In order to secure a conviction for simple assault, the Crown Prosecutor must prove the following elements beyond a reasonable doubt:
- How the assault occurred. Depending on the nature of the charge, the Crown Prosecutor may need to prove the application of force, that there was a threat of force, that the accused had the present ability to carry out that threat, or that the accused caused the other person to believe on reasonable grounds that the accused had the ability to carry out that threat;
- That the force or threat of force was applied intentionally;
- That the victim did not consent to the assault; and,
- Injuries, if any are alleged to have been sustained by the victim.
If the Crown Prosecutor fails to establish any of these elements beyond a reasonable doubt, the accused will be entitled to an acquittal or a finding of not guilty.
Assault of a Police Officer:
One type of assault that deserves special mention is the assault of a police officer. If you assault a police officer in the execution of his or her duty, you will likely be charged with assault of a peace officer, a very serious offence in the Criminal Code. A “peace officer” includes a wide range of people beyond just regular police officers or RCMP officers. For example, mayors, wardens, officers in the military, and even pilots, are all peace officers.
Assault of a peace officer is treated more seriously than other types of assault so that our state can better ensure that law and order is preserved in Canada. That is, by treating assaults against police officers more seriously than assaults against civilians, the authorities can ensure that offenders are further deterred from acting violently against those that uphold the law. As such, if you are charged with assaulting a peace officer, you can expect that you will automatically be facing a harsher penalty than if you had simply assaulted a civilian.
In order to prove that you are guilty of assaulting a peace officer, the Crown will need to prove the same elements required for simple assault. However, they will also have to demonstrate that the police officer was acting in the lawful course of duty when the assault happened.

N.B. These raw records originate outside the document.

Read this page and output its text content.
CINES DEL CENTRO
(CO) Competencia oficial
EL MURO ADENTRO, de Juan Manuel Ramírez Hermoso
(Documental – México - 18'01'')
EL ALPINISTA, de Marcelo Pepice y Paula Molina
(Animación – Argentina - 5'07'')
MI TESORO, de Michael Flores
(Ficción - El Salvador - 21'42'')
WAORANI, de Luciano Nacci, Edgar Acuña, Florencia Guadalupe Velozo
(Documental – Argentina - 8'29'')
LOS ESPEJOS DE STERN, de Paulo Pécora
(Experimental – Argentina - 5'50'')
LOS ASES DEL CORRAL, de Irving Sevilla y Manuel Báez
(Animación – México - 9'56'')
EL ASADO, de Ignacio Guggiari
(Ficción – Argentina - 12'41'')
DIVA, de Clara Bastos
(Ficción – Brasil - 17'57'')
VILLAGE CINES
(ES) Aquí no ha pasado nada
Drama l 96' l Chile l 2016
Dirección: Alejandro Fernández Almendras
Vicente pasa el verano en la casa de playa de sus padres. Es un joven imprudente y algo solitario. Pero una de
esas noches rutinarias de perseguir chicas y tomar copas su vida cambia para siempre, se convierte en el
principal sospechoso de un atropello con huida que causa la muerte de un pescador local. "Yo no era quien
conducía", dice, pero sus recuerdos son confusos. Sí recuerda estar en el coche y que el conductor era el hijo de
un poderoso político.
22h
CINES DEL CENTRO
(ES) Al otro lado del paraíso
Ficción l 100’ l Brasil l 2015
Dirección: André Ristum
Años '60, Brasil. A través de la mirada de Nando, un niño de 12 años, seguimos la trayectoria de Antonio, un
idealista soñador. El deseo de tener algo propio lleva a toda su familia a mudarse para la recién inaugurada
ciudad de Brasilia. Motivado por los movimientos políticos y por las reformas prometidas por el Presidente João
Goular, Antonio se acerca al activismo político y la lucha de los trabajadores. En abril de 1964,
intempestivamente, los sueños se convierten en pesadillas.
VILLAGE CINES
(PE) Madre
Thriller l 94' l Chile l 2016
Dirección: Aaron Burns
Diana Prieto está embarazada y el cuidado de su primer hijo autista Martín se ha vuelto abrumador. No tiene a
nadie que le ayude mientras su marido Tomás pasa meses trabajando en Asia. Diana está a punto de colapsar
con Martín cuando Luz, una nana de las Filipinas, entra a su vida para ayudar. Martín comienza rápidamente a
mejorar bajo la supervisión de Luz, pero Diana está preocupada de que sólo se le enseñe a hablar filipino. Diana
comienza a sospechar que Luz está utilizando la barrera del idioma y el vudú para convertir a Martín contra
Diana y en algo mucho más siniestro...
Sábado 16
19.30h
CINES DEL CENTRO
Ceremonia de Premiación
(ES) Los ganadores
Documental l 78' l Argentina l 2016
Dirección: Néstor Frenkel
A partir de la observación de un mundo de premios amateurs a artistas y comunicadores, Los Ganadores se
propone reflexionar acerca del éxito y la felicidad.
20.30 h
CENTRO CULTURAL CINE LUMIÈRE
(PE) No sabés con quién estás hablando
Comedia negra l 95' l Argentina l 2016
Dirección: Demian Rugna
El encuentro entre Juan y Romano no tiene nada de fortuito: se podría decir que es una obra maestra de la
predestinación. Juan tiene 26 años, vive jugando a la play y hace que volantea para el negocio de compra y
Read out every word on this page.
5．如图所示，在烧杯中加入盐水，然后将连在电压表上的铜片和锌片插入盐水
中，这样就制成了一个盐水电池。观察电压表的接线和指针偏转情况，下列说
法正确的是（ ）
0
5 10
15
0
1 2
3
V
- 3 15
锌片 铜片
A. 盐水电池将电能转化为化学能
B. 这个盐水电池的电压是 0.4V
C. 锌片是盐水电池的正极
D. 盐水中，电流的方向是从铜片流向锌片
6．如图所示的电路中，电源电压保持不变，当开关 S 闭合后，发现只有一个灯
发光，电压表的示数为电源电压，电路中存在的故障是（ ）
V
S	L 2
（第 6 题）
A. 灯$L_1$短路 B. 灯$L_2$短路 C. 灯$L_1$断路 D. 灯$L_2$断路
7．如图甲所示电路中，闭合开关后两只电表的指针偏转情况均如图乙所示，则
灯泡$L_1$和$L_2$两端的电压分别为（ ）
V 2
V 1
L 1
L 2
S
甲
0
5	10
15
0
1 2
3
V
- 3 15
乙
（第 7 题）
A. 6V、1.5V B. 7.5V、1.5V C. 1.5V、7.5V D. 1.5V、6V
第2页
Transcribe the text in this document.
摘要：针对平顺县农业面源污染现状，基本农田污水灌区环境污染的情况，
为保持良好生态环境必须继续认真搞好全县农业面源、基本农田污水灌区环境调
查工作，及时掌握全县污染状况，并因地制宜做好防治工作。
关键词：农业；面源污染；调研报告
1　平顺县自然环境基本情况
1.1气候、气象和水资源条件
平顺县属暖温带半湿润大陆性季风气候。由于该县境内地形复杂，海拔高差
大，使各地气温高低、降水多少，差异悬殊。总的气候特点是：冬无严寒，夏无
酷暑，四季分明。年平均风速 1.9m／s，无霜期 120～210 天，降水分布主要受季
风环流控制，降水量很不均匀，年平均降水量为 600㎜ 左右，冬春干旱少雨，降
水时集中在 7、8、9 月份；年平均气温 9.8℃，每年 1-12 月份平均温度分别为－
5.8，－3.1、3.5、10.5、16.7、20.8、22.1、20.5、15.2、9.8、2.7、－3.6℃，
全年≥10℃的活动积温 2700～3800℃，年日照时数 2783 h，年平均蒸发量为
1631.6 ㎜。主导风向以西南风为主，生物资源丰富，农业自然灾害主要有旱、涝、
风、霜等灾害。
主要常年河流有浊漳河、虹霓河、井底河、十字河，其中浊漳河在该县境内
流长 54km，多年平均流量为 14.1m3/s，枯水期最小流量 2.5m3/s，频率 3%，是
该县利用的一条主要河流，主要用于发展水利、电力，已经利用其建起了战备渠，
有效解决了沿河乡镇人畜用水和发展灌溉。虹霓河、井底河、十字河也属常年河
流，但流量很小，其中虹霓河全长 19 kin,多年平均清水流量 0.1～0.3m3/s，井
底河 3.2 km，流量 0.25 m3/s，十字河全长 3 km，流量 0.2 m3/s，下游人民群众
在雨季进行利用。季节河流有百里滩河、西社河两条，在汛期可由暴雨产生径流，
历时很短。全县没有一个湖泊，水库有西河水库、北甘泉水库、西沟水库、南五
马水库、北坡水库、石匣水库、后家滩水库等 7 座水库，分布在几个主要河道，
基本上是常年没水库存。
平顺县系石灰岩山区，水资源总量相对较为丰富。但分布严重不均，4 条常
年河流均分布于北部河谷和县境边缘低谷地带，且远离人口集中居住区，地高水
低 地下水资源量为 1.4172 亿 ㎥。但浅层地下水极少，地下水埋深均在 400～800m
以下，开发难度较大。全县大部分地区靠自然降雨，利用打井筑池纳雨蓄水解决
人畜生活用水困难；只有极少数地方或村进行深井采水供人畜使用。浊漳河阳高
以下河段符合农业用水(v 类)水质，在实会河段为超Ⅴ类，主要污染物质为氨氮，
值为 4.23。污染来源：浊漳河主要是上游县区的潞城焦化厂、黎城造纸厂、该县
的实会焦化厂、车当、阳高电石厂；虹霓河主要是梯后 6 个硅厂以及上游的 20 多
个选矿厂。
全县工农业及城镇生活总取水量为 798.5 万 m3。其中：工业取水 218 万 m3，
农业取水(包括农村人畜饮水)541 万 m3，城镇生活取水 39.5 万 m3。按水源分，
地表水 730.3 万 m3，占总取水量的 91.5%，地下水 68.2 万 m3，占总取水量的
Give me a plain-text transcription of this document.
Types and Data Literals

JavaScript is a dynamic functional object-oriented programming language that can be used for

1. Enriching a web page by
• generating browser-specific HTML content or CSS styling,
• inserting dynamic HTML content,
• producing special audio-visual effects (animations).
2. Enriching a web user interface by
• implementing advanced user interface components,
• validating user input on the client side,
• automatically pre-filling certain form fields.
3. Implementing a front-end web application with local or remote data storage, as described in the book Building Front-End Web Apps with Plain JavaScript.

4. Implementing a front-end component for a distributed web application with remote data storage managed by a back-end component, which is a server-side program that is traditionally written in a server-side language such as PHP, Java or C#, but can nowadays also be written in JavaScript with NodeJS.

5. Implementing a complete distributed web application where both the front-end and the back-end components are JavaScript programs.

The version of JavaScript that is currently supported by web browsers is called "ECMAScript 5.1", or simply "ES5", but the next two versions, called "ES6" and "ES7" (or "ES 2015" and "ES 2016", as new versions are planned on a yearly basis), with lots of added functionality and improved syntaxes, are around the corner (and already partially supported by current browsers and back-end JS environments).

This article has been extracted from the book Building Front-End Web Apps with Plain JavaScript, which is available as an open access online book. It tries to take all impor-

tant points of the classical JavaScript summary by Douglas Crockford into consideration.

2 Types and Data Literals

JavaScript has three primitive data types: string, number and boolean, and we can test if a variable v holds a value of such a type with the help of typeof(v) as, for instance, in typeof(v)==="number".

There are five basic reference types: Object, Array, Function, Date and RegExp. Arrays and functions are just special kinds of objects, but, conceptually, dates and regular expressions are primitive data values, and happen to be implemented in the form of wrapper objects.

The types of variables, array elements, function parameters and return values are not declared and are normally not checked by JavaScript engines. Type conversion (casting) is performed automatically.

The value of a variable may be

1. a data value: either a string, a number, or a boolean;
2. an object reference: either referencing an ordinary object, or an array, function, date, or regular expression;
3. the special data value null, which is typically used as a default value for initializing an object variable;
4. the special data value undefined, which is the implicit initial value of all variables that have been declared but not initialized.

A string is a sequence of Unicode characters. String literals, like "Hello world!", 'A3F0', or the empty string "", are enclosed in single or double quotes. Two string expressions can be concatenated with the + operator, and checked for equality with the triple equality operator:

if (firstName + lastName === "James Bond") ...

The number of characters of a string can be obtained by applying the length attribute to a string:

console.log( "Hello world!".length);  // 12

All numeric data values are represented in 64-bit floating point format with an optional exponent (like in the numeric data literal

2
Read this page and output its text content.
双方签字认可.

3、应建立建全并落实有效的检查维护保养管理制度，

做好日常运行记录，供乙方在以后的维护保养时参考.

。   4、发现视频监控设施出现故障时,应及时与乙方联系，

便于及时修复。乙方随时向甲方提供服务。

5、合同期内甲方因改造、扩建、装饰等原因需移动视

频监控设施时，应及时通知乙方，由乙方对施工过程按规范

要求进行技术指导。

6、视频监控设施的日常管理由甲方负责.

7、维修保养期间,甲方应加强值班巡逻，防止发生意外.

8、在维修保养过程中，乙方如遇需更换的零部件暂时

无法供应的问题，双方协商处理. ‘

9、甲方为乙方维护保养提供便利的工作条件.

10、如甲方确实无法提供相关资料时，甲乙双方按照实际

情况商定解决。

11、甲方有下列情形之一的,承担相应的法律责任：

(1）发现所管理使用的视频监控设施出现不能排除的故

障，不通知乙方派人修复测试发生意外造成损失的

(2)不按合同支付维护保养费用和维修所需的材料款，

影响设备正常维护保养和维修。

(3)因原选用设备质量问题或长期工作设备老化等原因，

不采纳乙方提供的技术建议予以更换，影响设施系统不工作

The Penalty for Committing Assault in Canada:
Assault is a hybrid offence which means that the Crown Prosecutor can choose to proceed either by indictment or by summary conviction. If the Crown Prosecutor proceeds by indictment, you can face up to 5 years of imprisonment in the event of a conviction. If the Crown proceeds summarily, the maximum time you can spend in prison is 6 months.
The severity of your penalty will depend largely on the circumstances of the offence, and will be heavily influenced by the presence of aggravating or mitigating factors. Aggravating factors are factors that increase the moral culpability of your offence and can lead to the judge imposing a harsher penalty in the event of conviction. In the context of an assault, it will be considered aggravating if you assaulted a peace officer, or someone defenceless like a young child, an elderly person, or a person with a disability. It will also be considered aggravating you have a prior criminal record for similar offences, or if you committed the assault while out on bail or probation for another offence.
Mitigating factors are things that reduce the moral culpability of the offence and that may lead to you receiving a lesser penalty for your assault. For example, mitigating factors can include things like the fact that this was your first offence, that it was an isolated incident and you have a low risk of re-offending, or that you may have done community service or counselling after the incident in order to rehabilitate yourself.
Depending on the nature and severity of the offence, as part of your sentence you can also be subject to a firearms and weapons prohibition. This is an ancillary order that will preclude you from owning or possessing a firearm or a weapon for a period of time specified by the court. Further, you can also expect that after being convicted you will likely be prohibited from contacting or going near the victim of the assault.